For the past several years, the vending industry has been perfecting the technology that offers operators the same sort of information and control. It is possible today to equip route drivers with handheld computers that will prompt them through the restocking of each machine, record the items they replace, and upload that information at the end of the day. The office computer then can prepare sales reports providing the same sort of line-item sales data that is enjoyed by club stores and supermarkets.

The role of product categories in a snack machine is, perhaps, not as evident as in our example above, but everyone who ever has looked for a chocolate bar in a vending machine, and not found one, knows that it is crucial to customer satisfaction. A great deal of work has been done in classifying the various sorts of candy and snacks available to operators, and in defining categories that should be present in each machine in order to satisfy the diverse tastes of vending patrons. Less popular categories will command fewer slots, but they must be represented, or sales will be lost - and customers will be dissatisfied.
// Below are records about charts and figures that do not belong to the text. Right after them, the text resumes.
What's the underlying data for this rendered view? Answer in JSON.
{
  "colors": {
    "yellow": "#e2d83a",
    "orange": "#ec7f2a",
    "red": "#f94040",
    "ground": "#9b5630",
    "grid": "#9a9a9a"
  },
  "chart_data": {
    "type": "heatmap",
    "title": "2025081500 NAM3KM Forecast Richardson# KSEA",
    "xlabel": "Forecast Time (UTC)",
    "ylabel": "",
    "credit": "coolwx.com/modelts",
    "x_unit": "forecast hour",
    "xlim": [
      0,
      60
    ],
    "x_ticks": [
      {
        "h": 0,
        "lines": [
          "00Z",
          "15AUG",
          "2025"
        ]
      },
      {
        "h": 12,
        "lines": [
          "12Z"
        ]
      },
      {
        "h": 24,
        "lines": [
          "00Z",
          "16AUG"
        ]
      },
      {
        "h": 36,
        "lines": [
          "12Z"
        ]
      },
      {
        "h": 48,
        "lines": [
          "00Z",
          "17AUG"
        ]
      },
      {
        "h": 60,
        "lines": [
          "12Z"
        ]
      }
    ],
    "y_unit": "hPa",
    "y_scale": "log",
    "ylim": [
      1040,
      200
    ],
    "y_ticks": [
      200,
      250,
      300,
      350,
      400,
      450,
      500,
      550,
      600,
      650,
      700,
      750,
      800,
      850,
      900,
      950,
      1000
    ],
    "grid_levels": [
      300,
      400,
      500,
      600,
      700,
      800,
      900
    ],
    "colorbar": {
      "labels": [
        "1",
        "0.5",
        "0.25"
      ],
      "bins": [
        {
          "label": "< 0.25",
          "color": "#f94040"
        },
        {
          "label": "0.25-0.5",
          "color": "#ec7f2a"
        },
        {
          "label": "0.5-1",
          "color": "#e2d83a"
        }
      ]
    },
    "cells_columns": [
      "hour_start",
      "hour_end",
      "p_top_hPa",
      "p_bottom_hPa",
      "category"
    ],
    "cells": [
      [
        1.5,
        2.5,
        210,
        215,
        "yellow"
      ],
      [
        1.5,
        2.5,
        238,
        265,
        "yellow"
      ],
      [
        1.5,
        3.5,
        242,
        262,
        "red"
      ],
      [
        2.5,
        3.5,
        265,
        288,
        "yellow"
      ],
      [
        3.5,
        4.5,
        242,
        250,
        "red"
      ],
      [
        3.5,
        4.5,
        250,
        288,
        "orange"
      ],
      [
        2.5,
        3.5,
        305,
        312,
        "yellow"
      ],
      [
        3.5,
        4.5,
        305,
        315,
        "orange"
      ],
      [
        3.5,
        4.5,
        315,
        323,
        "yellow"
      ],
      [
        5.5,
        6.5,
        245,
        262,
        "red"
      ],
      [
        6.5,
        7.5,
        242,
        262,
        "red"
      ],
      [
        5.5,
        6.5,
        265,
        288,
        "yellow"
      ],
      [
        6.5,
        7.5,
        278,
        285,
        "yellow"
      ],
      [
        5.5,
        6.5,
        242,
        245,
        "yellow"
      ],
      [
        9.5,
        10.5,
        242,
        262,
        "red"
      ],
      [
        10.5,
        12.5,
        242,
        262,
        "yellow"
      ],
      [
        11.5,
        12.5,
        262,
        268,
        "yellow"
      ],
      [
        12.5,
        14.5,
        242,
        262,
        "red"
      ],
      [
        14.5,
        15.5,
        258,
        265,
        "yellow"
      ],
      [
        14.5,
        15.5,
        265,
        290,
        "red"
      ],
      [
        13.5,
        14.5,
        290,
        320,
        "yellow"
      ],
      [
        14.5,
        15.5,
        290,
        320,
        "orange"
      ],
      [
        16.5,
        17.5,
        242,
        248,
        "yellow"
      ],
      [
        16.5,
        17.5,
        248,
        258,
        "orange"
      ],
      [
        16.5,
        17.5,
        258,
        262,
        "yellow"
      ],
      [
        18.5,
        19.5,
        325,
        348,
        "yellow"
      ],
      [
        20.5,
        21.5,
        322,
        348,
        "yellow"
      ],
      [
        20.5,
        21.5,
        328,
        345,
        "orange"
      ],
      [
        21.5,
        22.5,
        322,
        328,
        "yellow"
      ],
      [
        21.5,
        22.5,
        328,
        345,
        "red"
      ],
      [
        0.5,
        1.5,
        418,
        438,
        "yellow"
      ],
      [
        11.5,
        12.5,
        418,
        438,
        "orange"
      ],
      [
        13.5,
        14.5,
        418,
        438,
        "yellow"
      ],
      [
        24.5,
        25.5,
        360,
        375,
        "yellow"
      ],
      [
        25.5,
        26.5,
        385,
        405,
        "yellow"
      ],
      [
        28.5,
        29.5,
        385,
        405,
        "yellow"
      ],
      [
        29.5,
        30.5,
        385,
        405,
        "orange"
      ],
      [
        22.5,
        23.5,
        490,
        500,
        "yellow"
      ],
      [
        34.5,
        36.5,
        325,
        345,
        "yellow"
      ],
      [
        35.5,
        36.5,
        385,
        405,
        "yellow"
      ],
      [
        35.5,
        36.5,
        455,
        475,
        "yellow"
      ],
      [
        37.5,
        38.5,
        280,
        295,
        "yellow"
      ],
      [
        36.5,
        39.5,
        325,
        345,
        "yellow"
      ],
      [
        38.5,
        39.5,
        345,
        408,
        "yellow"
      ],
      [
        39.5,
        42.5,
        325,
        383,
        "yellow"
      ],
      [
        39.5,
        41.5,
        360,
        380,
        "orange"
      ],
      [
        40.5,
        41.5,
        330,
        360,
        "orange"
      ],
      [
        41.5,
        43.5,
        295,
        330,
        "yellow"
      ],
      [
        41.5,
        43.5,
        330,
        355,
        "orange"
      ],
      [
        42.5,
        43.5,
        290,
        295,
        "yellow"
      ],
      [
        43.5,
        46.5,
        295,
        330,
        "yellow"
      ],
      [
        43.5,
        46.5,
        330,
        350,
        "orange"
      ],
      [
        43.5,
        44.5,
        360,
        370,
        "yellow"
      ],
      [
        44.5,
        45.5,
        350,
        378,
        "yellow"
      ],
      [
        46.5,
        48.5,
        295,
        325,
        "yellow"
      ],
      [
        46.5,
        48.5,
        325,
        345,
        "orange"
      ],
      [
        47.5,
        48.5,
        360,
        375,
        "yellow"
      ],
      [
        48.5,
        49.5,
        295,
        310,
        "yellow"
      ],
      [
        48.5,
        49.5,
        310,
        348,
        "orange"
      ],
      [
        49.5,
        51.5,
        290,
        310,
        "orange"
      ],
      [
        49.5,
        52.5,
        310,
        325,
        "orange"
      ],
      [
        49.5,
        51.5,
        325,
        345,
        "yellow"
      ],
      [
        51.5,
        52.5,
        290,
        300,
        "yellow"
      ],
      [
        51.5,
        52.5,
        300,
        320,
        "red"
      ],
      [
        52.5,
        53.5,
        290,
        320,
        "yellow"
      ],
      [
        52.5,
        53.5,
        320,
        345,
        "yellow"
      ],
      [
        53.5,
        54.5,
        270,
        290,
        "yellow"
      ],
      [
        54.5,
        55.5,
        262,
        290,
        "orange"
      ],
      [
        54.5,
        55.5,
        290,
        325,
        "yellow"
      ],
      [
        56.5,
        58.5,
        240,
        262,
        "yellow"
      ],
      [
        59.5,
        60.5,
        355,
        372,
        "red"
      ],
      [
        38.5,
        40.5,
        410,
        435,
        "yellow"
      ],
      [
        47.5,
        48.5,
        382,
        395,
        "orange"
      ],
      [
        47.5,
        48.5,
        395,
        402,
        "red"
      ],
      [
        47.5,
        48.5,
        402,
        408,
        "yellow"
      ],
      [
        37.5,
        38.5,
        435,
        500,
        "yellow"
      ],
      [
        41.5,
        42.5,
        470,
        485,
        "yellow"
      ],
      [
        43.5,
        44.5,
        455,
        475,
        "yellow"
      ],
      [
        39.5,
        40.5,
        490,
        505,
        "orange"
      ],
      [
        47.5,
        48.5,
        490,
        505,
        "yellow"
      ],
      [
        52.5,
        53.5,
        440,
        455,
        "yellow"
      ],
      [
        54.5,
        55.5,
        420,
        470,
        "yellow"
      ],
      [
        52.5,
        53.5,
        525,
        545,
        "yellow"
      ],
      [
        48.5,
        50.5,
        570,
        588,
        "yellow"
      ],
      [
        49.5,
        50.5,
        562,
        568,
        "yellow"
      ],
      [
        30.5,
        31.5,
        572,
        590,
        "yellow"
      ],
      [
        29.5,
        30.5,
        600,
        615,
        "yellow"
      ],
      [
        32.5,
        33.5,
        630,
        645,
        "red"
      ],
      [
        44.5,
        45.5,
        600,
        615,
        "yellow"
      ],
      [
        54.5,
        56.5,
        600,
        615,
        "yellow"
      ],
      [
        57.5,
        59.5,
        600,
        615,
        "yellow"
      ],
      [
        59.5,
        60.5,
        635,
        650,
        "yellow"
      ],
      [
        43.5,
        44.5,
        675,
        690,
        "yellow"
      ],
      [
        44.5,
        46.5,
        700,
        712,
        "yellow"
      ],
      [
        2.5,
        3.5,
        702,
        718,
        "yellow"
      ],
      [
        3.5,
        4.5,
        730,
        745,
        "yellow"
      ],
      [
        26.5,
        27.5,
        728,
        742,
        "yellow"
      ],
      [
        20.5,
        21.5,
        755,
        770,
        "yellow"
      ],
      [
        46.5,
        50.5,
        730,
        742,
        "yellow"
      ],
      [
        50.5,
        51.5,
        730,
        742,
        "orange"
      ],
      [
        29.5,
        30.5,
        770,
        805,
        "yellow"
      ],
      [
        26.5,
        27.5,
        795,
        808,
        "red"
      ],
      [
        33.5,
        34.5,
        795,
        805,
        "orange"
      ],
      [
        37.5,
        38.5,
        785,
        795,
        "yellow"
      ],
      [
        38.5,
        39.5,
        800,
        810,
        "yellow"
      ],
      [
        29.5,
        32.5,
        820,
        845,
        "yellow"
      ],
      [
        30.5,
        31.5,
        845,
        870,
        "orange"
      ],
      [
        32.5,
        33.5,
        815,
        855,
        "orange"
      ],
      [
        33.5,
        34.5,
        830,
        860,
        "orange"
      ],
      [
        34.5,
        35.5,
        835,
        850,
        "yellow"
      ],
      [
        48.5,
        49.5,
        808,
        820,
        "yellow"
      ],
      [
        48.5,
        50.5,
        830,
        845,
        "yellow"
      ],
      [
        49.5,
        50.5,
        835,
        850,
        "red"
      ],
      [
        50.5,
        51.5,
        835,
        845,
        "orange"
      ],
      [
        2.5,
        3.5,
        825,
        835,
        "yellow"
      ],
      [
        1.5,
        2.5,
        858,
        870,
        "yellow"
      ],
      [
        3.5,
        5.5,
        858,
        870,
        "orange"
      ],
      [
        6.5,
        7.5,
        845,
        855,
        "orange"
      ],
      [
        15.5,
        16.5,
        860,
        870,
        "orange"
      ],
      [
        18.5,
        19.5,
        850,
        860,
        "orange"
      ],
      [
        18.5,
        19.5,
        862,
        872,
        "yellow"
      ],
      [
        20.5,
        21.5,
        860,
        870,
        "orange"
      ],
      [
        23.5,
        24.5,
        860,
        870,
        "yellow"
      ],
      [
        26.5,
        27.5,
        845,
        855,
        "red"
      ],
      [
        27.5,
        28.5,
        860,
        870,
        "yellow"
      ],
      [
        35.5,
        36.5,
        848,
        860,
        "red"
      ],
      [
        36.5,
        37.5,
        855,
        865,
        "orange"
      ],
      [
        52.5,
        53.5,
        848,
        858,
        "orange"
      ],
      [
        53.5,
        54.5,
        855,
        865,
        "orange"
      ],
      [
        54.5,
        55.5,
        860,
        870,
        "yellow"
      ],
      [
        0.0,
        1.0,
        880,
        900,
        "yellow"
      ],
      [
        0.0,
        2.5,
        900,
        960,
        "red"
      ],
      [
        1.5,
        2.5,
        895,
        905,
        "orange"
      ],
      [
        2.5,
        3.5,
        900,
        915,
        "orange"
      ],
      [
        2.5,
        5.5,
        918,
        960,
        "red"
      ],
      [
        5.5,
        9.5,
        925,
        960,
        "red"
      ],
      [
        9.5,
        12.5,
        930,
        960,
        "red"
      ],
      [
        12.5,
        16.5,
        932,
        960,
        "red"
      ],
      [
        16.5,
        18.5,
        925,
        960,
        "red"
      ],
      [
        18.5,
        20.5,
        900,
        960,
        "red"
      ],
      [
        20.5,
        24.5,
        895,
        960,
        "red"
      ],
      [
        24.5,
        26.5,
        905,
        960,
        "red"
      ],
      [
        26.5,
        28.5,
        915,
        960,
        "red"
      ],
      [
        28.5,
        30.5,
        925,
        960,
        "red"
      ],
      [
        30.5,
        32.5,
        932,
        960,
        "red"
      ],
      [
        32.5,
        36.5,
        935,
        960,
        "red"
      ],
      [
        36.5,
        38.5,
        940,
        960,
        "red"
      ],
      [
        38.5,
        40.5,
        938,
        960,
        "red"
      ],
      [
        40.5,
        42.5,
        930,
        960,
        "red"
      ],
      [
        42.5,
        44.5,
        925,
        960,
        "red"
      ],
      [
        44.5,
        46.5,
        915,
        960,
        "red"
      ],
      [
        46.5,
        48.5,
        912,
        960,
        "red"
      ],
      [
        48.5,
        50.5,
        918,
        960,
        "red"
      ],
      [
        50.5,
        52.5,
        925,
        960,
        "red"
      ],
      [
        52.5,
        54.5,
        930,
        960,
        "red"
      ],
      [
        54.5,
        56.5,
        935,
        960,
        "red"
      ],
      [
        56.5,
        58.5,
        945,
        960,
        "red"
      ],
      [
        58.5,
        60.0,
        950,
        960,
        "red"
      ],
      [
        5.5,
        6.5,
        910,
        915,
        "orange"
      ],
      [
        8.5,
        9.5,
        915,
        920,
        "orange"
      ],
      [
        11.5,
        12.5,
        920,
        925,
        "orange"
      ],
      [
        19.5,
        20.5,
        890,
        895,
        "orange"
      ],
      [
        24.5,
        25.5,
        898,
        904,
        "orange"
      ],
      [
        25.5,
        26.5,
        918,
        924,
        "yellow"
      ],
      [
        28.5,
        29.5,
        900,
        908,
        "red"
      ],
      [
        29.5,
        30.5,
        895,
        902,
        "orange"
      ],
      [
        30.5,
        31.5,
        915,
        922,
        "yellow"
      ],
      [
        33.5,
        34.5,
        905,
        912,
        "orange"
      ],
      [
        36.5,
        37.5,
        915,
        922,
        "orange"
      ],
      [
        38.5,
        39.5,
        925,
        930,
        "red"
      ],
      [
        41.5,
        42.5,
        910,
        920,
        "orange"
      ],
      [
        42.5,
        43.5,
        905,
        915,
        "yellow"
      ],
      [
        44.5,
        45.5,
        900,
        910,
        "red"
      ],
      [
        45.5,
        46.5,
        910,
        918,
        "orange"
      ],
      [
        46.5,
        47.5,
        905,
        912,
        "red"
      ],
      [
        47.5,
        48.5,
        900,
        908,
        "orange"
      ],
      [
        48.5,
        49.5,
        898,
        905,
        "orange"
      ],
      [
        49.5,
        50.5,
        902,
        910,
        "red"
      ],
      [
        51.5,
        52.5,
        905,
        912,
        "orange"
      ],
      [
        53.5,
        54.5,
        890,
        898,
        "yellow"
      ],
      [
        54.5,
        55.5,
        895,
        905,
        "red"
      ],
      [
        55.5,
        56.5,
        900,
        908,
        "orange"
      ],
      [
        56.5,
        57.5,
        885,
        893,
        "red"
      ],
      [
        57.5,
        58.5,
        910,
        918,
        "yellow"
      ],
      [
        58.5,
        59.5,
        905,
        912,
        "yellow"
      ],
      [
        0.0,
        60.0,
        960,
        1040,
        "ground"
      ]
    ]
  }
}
The organization of sales data often takes the form of a "planogram." The difficulty with this term is that it is applied to different things, which can cause confusion in talking about it. Many very astute and progressive operators say that they don't use "planograms." The kind of "planogram" they don't use is a standard map of the snack machine, with every slot assigned an item by someone in the front office. They regard this, quite rightly, as excessively rigid, making it impossible to satisfy the very different clienteles of (say) a foundry and an insurance data processing center.

Equally progressive and astute operators who report using "planograms" use something quite different from a one-size-fits-all map. They identify a core of leading brands, within each category, that will sell rapidly in any location. They adjust the amount of space in the machine assigned to each category to reflect the clientele it serves, and they make sure that the items surrounding the "core" brands vary to meet specific location preferences, and to insure the kind of product rotation that maintains customer interest. They either rely on their drivers to choose those variable items, or use service-by-service sales analysis to pinpoint unproductive selections, then change the "planogram" accordingly.

At one end of the spectrum, then, is a "planogram" that is too rigid to reflect the present diversity of patron preferences. At the other is a "planogram" that's different for every machine, which many vendors would regard as unworkable anarchy.

It would have been, ten years ago. However, today's data collection and analysis tools make it possible, if due attention is paid to categories. The objective is to reduce the number of slow-moving items in the warehouse to an irreducible minimum. If a certain number of patrons ask for items that fall within a minor category, it usually is possible to satisfy all of them with one strong brand within that category. And, of course, it always will be necessary to provide a highly unusual item that the location decision-maker really likes. The old strategy of periodically buying a case of the product and simply presenting it to him or her remains workable.

It might be argued that a "planogram" that is different for each machine is not a "planogram" at all. But it does not matter what it's called. The object is to know exactly what is in every machine, to know its velocity, and to adjust menus whenever necessary, in order to maximize sales.